Some notes after my browsing through the source:
- It uses hinted handoff and bootstrapping just like Amazon's Dynamo
- Its consistency model doesn't seem to be quite the same - Dynamo uses vector clocks to determine causal relationships, whereas Cassandra seems to be just based on timestamps and "majority rules" semantics when timestamps are tied.
- Membership is communicated by a gossip protocol as described in the Dynamo paper.
- Requests are made to the system by sending thrift calls to any node. The thrift interface is included in the source.
Some further thoughts:
- It doesn't seem like there's a lock on the table during bootstrapping. What happens to mutations made on the source node while it is bootstrapping the destination? Are they marked for later hinted handoff?

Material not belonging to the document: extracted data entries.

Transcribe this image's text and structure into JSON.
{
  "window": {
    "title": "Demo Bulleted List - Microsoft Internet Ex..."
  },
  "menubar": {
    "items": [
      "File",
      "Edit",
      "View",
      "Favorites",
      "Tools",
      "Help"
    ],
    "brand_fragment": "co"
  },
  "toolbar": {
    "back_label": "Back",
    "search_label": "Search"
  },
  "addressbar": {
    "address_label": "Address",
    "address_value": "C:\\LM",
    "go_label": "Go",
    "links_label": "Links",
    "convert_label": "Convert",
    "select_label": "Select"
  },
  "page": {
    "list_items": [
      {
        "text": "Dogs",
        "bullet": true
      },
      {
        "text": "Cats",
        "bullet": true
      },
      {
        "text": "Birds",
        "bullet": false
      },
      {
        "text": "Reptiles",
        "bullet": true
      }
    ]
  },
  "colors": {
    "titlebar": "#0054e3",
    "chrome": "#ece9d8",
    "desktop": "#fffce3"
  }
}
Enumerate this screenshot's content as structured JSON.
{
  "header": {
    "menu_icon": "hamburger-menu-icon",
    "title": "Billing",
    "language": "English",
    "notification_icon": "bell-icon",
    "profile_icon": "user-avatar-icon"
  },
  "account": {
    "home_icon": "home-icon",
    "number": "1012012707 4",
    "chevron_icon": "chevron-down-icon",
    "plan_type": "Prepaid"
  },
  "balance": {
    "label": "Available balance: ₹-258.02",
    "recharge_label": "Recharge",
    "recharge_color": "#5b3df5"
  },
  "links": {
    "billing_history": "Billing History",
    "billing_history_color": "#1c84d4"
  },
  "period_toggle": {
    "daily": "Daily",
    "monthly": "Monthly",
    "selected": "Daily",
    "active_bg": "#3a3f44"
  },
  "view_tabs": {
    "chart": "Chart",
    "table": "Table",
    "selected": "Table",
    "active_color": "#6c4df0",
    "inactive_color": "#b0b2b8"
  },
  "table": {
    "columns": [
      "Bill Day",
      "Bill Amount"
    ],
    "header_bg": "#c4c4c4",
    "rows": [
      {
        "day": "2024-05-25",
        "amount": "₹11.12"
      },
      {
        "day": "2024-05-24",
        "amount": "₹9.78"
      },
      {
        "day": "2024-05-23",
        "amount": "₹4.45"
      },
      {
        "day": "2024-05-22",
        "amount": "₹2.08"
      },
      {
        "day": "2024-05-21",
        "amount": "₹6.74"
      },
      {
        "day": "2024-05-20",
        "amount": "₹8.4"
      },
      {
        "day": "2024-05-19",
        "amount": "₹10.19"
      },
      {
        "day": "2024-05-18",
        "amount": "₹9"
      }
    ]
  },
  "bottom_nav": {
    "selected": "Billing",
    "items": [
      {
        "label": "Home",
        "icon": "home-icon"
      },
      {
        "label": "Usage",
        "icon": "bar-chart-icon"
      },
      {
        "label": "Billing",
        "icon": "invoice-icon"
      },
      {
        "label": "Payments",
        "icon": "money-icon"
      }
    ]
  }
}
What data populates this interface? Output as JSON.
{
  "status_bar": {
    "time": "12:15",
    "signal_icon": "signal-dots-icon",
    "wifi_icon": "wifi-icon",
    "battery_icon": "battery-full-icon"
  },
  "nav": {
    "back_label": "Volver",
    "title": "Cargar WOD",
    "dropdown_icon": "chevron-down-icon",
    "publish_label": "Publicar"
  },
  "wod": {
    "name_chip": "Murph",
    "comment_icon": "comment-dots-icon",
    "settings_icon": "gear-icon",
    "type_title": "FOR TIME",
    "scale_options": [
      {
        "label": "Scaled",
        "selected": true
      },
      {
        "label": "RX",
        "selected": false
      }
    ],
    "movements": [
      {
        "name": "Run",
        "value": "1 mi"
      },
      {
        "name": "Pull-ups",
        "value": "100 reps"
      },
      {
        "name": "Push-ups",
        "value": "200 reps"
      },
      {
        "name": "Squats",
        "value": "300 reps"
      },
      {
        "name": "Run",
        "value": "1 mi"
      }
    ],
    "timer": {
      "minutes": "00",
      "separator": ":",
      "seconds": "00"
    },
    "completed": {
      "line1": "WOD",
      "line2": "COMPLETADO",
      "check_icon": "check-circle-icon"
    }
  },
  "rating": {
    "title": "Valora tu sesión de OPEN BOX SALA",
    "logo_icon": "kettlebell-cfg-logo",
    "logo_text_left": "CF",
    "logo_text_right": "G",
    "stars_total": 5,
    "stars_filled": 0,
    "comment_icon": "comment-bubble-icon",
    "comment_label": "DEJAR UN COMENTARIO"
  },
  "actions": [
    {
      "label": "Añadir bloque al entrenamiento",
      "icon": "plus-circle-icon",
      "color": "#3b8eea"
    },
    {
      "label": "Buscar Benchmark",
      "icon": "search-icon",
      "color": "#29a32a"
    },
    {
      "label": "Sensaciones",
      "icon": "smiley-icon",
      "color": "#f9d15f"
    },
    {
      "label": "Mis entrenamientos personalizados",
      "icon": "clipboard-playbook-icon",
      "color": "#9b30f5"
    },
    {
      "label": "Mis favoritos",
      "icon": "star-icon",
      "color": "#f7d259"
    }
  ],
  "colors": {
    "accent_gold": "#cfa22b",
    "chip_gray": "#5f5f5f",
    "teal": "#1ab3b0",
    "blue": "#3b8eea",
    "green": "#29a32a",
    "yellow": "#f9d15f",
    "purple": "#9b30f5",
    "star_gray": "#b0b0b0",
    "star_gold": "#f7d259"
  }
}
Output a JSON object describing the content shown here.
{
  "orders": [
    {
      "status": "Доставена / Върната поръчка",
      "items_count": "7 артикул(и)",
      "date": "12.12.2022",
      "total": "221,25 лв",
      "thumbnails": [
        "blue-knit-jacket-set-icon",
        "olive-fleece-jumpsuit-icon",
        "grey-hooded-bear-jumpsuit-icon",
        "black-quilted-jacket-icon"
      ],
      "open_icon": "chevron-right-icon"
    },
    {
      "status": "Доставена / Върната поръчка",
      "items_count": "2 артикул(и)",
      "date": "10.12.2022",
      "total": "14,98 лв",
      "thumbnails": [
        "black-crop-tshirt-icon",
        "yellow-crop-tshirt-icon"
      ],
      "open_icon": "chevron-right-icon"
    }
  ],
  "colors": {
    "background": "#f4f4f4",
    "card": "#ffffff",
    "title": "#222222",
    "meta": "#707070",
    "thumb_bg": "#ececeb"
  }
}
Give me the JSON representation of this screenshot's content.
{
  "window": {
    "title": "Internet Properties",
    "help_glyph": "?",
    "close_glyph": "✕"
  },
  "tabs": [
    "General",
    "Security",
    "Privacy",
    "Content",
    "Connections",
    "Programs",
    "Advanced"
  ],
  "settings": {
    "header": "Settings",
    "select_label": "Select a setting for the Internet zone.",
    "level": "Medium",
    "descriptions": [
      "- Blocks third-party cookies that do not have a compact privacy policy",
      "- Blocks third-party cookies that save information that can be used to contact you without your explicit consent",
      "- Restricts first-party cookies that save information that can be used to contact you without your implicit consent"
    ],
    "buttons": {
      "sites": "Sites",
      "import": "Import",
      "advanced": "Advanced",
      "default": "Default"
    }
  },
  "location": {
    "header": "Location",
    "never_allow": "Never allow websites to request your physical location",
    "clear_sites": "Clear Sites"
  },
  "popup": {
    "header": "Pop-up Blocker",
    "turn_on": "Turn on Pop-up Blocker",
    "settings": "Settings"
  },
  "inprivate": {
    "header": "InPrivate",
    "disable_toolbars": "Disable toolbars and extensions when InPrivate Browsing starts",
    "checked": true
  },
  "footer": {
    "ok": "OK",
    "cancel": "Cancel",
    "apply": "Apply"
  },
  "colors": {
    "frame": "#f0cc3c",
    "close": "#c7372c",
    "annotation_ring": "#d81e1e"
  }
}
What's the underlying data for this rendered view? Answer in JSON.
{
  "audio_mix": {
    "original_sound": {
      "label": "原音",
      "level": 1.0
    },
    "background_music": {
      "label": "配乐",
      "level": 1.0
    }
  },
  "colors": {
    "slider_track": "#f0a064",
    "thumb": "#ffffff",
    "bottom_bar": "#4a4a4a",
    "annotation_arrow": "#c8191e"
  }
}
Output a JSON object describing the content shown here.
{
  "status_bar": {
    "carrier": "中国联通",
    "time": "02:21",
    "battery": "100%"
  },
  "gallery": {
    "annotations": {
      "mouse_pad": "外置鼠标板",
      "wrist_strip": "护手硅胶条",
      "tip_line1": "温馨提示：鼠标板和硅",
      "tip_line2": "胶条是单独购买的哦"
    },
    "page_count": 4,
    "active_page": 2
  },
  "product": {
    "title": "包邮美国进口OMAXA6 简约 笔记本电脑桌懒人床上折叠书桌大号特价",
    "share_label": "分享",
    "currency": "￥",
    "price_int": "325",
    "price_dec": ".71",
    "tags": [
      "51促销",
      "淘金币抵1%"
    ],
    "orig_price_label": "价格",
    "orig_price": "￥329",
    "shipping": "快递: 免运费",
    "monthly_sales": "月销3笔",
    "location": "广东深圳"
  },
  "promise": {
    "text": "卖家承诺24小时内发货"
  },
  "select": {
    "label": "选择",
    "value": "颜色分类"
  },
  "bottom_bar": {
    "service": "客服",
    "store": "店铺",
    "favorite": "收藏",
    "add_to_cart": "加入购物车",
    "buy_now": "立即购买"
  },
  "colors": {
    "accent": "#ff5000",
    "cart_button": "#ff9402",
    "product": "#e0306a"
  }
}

- Would system performance be improved by using the new Thrift TNonblockingServer (see THRIFT-5 on JIRA)? It should be more scalable than the TThreadPoolServer they're using now.
- Cassandra is around 40K lines of Java. How many lines would an equivalent Erlang program be, and what would be the performance difference?
All in all, it's a very interesting project sure to attract much attention. Now that Powerset has been acquired by Microsoft, I'm a little worried for Hbase's future -- two of the three main developers are Powerset employees. Maybe Cassandra can help fill the open source scalable database niche.